Certificated stocks grew 168,118 bales, largest since June 2011, and an additional 65,430 bales awaited review. Open interest remained in a steep uptrend, rising to a two-year high to 214,167 lots.
The latest U.S. weekly export sales came in about as expected, with upland sales slowing from a recent robust pace to the smallest since the week ended Oct. 18, while shipments hit a marketing year high. The sales downturn was seen as evidence of weakened demand under elevated prices.
Net all-cotton export sales for shipment this season slipped to 124,300 running bales during the week ended Jan. 31 from 152,900 bales the previous week, USDA reported.
Upland net sales of 93,600 bales were down 29 percent from the previous week and 58 percent from the previous four-week average. Gross sales were 114,100 bales and cancellations were 20,400 bales. Buying destinations included Turkey, 31,000 bales; Vietnam, 10,600; Taiwan, 10,000; Japan, 8,300; South Korea, 5,500; and Mexico, 5,400.
All-cotton shipments climbed to 455,000 bales from 291,300 the previous week. Upland shipments of 440,100 bales were up 61 percent from the previous week and 51 percent from the prior four-week average. The top three destinations included China, 192,900 bales; Turkey, 65,800; and Pakistan, 55,500.
Net sales for 2013-14 rose to 19,500 bales from 5,500 the week before. These were mainly for Mexico, 8,100 bales, and Guatemala, 7,500 bales.
On the crop scene, all the organic cotton in the West Texas Plains has been ginned and committed, according to USDA’s Agricultural Marketing Service.

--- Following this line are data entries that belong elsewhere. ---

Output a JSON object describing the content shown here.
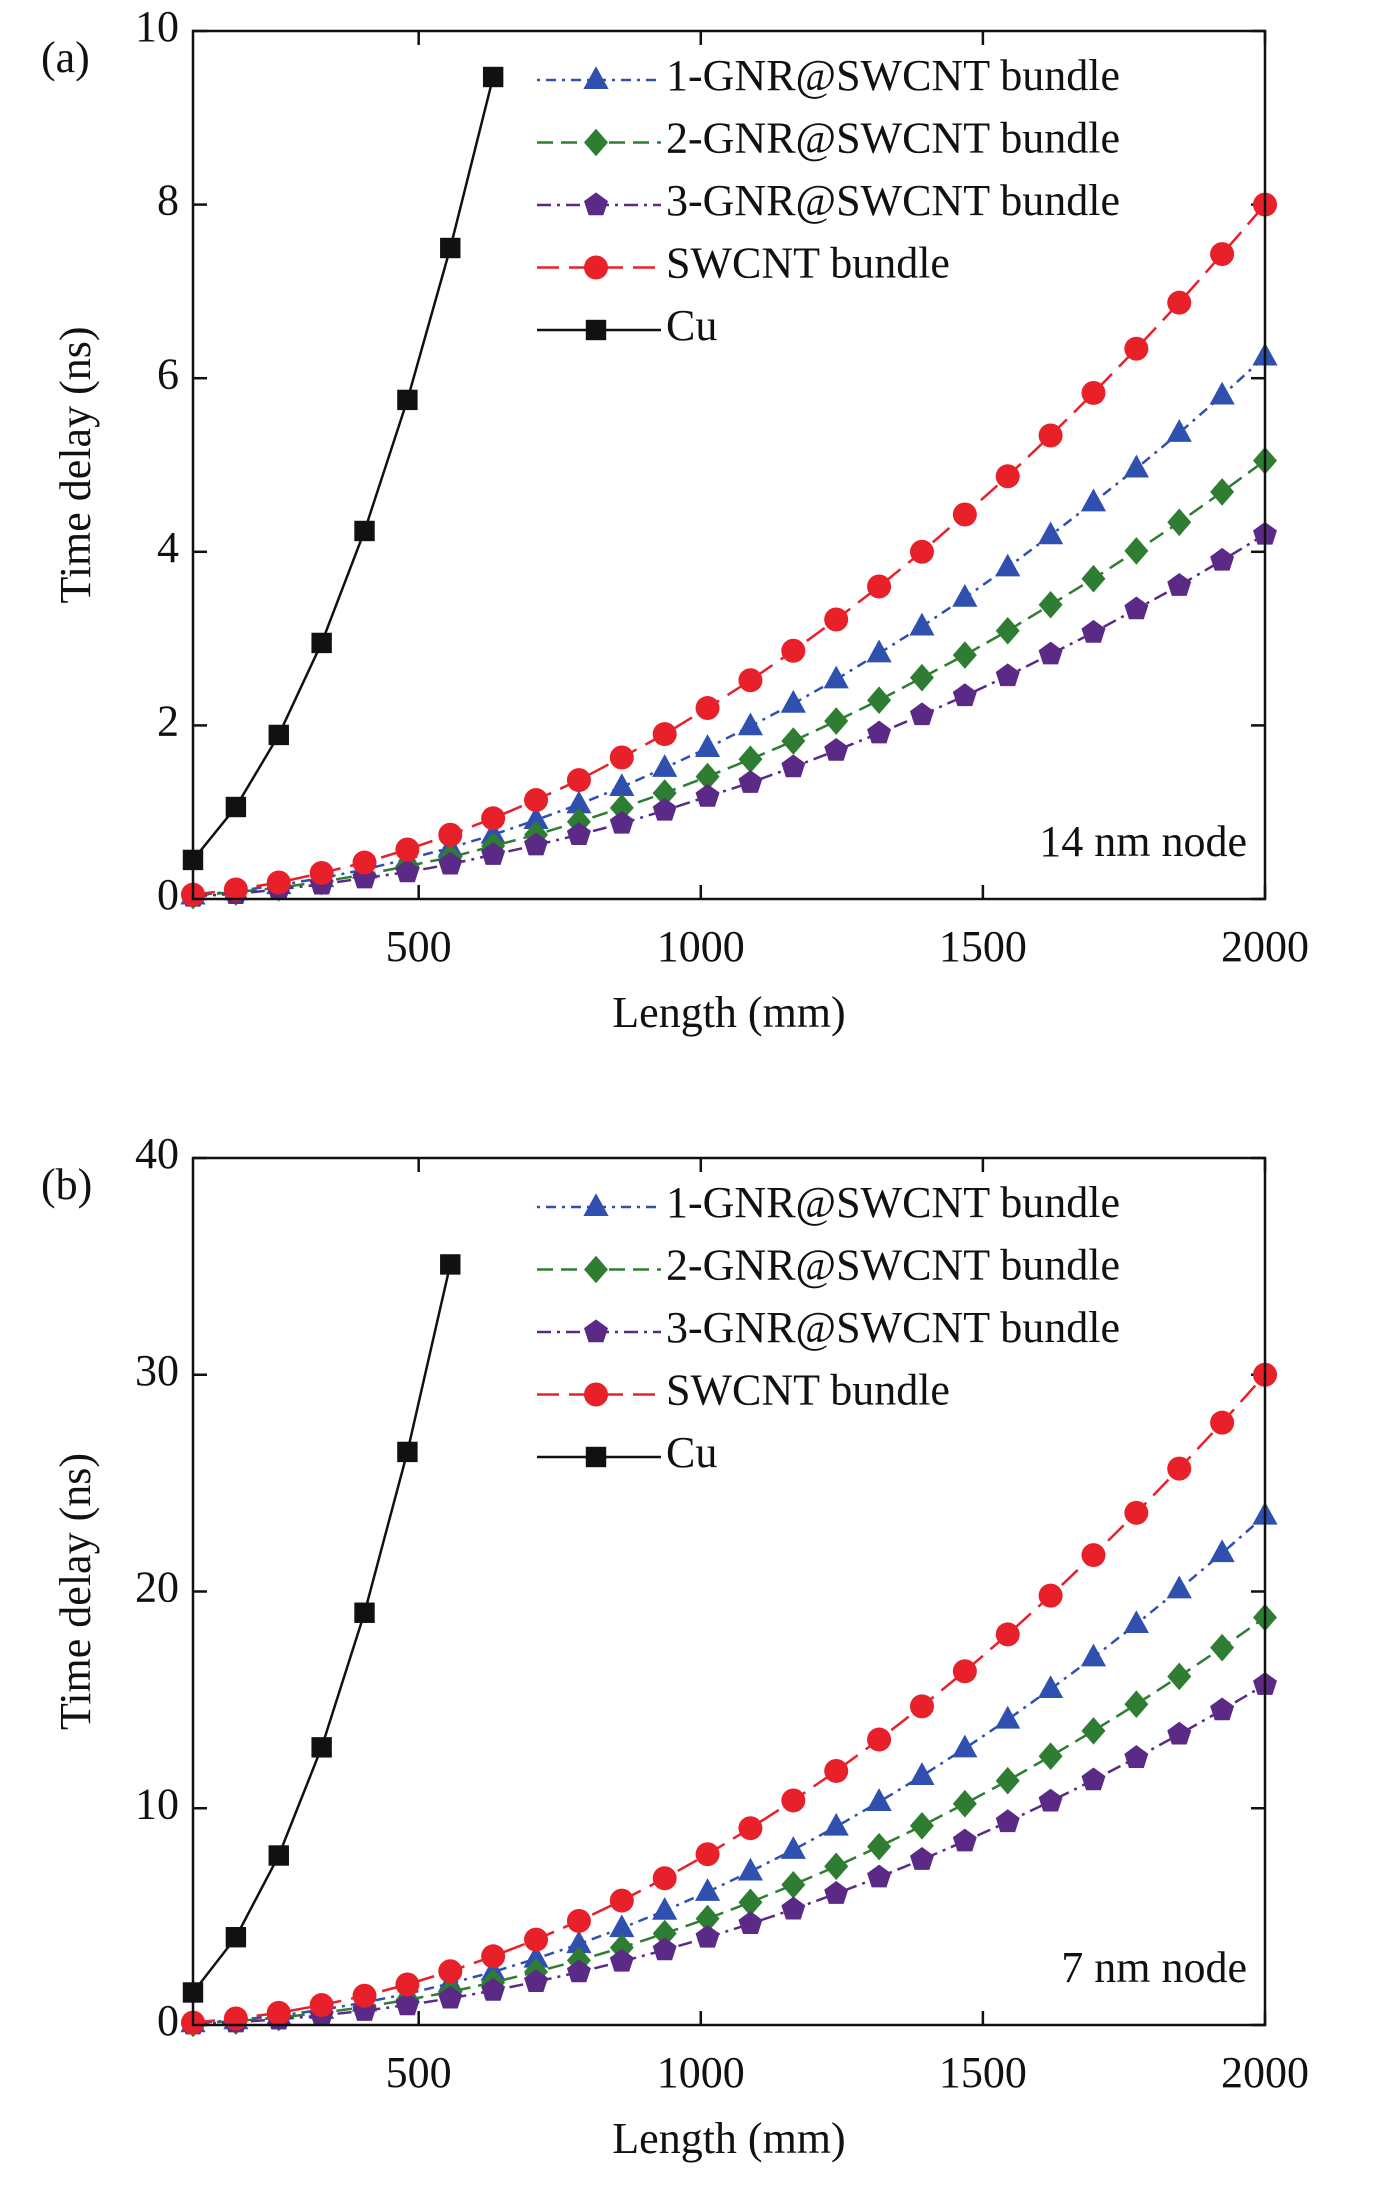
{
  "chart_data": [
    {
      "type": "line",
      "panel_label": "(a)",
      "annotation": "14 nm node",
      "x_label": "Length (mm)",
      "y_label": "Time delay (ns)",
      "xlim": [
        100,
        2000
      ],
      "xticks": [
        500,
        1000,
        1500,
        2000
      ],
      "ylim": [
        0,
        10
      ],
      "yticks": [
        0,
        2,
        4,
        6,
        8,
        10
      ],
      "legend": "upper right",
      "x": [
        100,
        176,
        252,
        328,
        404,
        480,
        556,
        632,
        708,
        784,
        860,
        936,
        1012,
        1088,
        1164,
        1240,
        1316,
        1392,
        1468,
        1544,
        1620,
        1696,
        1772,
        1848,
        1924,
        2000
      ],
      "series": [
        {
          "name": "1-GNR@SWCNT bundle",
          "color": "#3050b0",
          "marker": "triangle",
          "dash": "3 6 10 6",
          "values": [
            0.04,
            0.09,
            0.16,
            0.24,
            0.34,
            0.46,
            0.59,
            0.74,
            0.91,
            1.09,
            1.29,
            1.51,
            1.74,
            1.99,
            2.25,
            2.53,
            2.83,
            3.14,
            3.47,
            3.82,
            4.19,
            4.57,
            4.96,
            5.37,
            5.8,
            6.25
          ]
        },
        {
          "name": "2-GNR@SWCNT bundle",
          "color": "#2e7d32",
          "marker": "diamond",
          "dash": "16 8",
          "values": [
            0.04,
            0.08,
            0.13,
            0.2,
            0.28,
            0.38,
            0.48,
            0.61,
            0.74,
            0.89,
            1.05,
            1.22,
            1.41,
            1.61,
            1.82,
            2.05,
            2.29,
            2.55,
            2.81,
            3.09,
            3.39,
            3.69,
            4.01,
            4.34,
            4.69,
            5.05
          ]
        },
        {
          "name": "3-GNR@SWCNT bundle",
          "color": "#5b2a86",
          "marker": "pentagon",
          "dash": "14 6 3 6",
          "values": [
            0.03,
            0.06,
            0.11,
            0.17,
            0.24,
            0.31,
            0.4,
            0.51,
            0.62,
            0.74,
            0.87,
            1.02,
            1.18,
            1.34,
            1.52,
            1.71,
            1.91,
            2.12,
            2.34,
            2.57,
            2.82,
            3.07,
            3.34,
            3.61,
            3.9,
            4.2
          ]
        },
        {
          "name": "SWCNT bundle",
          "color": "#e8202a",
          "marker": "circle",
          "dash": "22 10",
          "values": [
            0.05,
            0.11,
            0.19,
            0.3,
            0.42,
            0.57,
            0.74,
            0.93,
            1.14,
            1.37,
            1.63,
            1.9,
            2.2,
            2.52,
            2.86,
            3.22,
            3.6,
            4.0,
            4.43,
            4.87,
            5.34,
            5.83,
            6.34,
            6.87,
            7.43,
            8.0
          ]
        },
        {
          "name": "Cu",
          "color": "#111111",
          "marker": "square",
          "dash": "none",
          "values": [
            0.45,
            1.06,
            1.89,
            2.95,
            4.24,
            5.75,
            7.5,
            9.47,
            null,
            null,
            null,
            null,
            null,
            null,
            null,
            null,
            null,
            null,
            null,
            null,
            null,
            null,
            null,
            null,
            null,
            null
          ]
        }
      ]
    },
    {
      "type": "line",
      "panel_label": "(b)",
      "annotation": "7 nm node",
      "x_label": "Length (mm)",
      "y_label": "Time delay (ns)",
      "xlim": [
        100,
        2000
      ],
      "xticks": [
        500,
        1000,
        1500,
        2000
      ],
      "ylim": [
        0,
        40
      ],
      "yticks": [
        0,
        10,
        20,
        30,
        40
      ],
      "legend": "upper right",
      "x": [
        100,
        176,
        252,
        328,
        404,
        480,
        556,
        632,
        708,
        784,
        860,
        936,
        1012,
        1088,
        1164,
        1240,
        1316,
        1392,
        1468,
        1544,
        1620,
        1696,
        1772,
        1848,
        1924,
        2000
      ],
      "series": [
        {
          "name": "1-GNR@SWCNT bundle",
          "color": "#3050b0",
          "marker": "triangle",
          "dash": "3 6 10 6",
          "values": [
            0.08,
            0.22,
            0.43,
            0.7,
            1.04,
            1.44,
            1.92,
            2.45,
            3.06,
            3.73,
            4.47,
            5.27,
            6.14,
            7.08,
            8.08,
            9.15,
            10.29,
            11.49,
            12.76,
            14.09,
            15.5,
            16.96,
            18.5,
            20.1,
            21.77,
            23.5
          ]
        },
        {
          "name": "2-GNR@SWCNT bundle",
          "color": "#2e7d32",
          "marker": "diamond",
          "dash": "16 8",
          "values": [
            0.07,
            0.18,
            0.34,
            0.56,
            0.83,
            1.16,
            1.53,
            1.96,
            2.45,
            2.98,
            3.57,
            4.22,
            4.91,
            5.66,
            6.47,
            7.32,
            8.23,
            9.19,
            10.21,
            11.27,
            12.4,
            13.57,
            14.8,
            16.08,
            17.41,
            18.8
          ]
        },
        {
          "name": "3-GNR@SWCNT bundle",
          "color": "#5b2a86",
          "marker": "pentagon",
          "dash": "14 6 3 6",
          "values": [
            0.04,
            0.13,
            0.26,
            0.44,
            0.66,
            0.92,
            1.23,
            1.59,
            1.99,
            2.44,
            2.93,
            3.46,
            4.04,
            4.67,
            5.34,
            6.06,
            6.82,
            7.63,
            8.48,
            9.37,
            10.32,
            11.3,
            12.33,
            13.41,
            14.53,
            15.7
          ]
        },
        {
          "name": "SWCNT bundle",
          "color": "#e8202a",
          "marker": "circle",
          "dash": "22 10",
          "values": [
            0.11,
            0.3,
            0.56,
            0.92,
            1.35,
            1.87,
            2.48,
            3.17,
            3.94,
            4.8,
            5.74,
            6.77,
            7.88,
            9.08,
            10.36,
            11.72,
            13.17,
            14.7,
            16.32,
            18.02,
            19.81,
            21.68,
            23.63,
            25.67,
            27.79,
            30.0
          ]
        },
        {
          "name": "Cu",
          "color": "#111111",
          "marker": "square",
          "dash": "none",
          "values": [
            1.5,
            4.05,
            7.82,
            12.81,
            19.02,
            26.44,
            35.09,
            null,
            null,
            null,
            null,
            null,
            null,
            null,
            null,
            null,
            null,
            null,
            null,
            null,
            null,
            null,
            null,
            null,
            null,
            null
          ]
        }
      ]
    }
  ]
}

Organic cottonseed sold for $575 and $625 per ton and was committed to dairies that produce organic products.
Elsewhere, with 2012-13 planting finished for the most part in the Southern Hemisphere, production is estimated down about one-fifth in both Brazil and Australia, says the International Cotton Advisory Committee.
Farmers have reduced cotton area in order to switch to profitable competing crops, the ICAC said in a monthly report.
In the Northern Hemisphere, cotton area and production during 2013-14 are expected to decrease 8 percent to 28.4 million hectares (one hectare equals 2.471 acres) and 11 percent to 20.5 million metric tons (94.16 million bales) for the same reason, ICAC said.
Global production next season of 23.2 million tons (106.56 million bales) is projected to fall below consumption of 24.02 million tons (110.32 million bales), a shortfall of 820,000 tons (3.77 million bales).
In 2012-13, world production is seen down 5 percent to 25.949 million tons (119.18 million bales), while mill use is forecast up 2 percent to 23.287 million tons (106.96 million bales). As a result, ending stocks are pegged at a record 16.715 million tons (76.77 million bales).
However, with China holding a large percentage of world stocks in a national reserve, “free” global ending stocks are projected at only 9.7 million tons (44.55 million bales).
World cotton prices didn’t exhibit the usual volatility during the first five months of 2012-13, fluctuating around an average of 83 cents per pound to early January.
Then international prices as measured by the Cotlook A Index, led by futures, surged from 83.10 cents on Jan. 10 to 90.35 cents on Jan. 31, highest of the marketing year. The ICAC upped its average price forecast 4 cents from a month ago to 87 cents, against 100 cents in 2011-12.
Meanwhile, trend-following funds bought 11,524 lots in cotton futures-options combined during the week ended Jan. 29 to raise their net long position to 58,909 lots, according to traders-commitments data from the Commodity Futures Trading Commission.
This was these funds’ largest net long position since Sept. 28, 2010. Index funds bought a net 1,332 lots to boost their net long position to 73,844 lots and traders with non-reportable positions bought 5,863 lots to hike theirs to 15,744 lots.
Commercials sold a net 18,719 lots, adding 20,177 shorts and 1,458 longs to bring their net short position to 18,719 lots.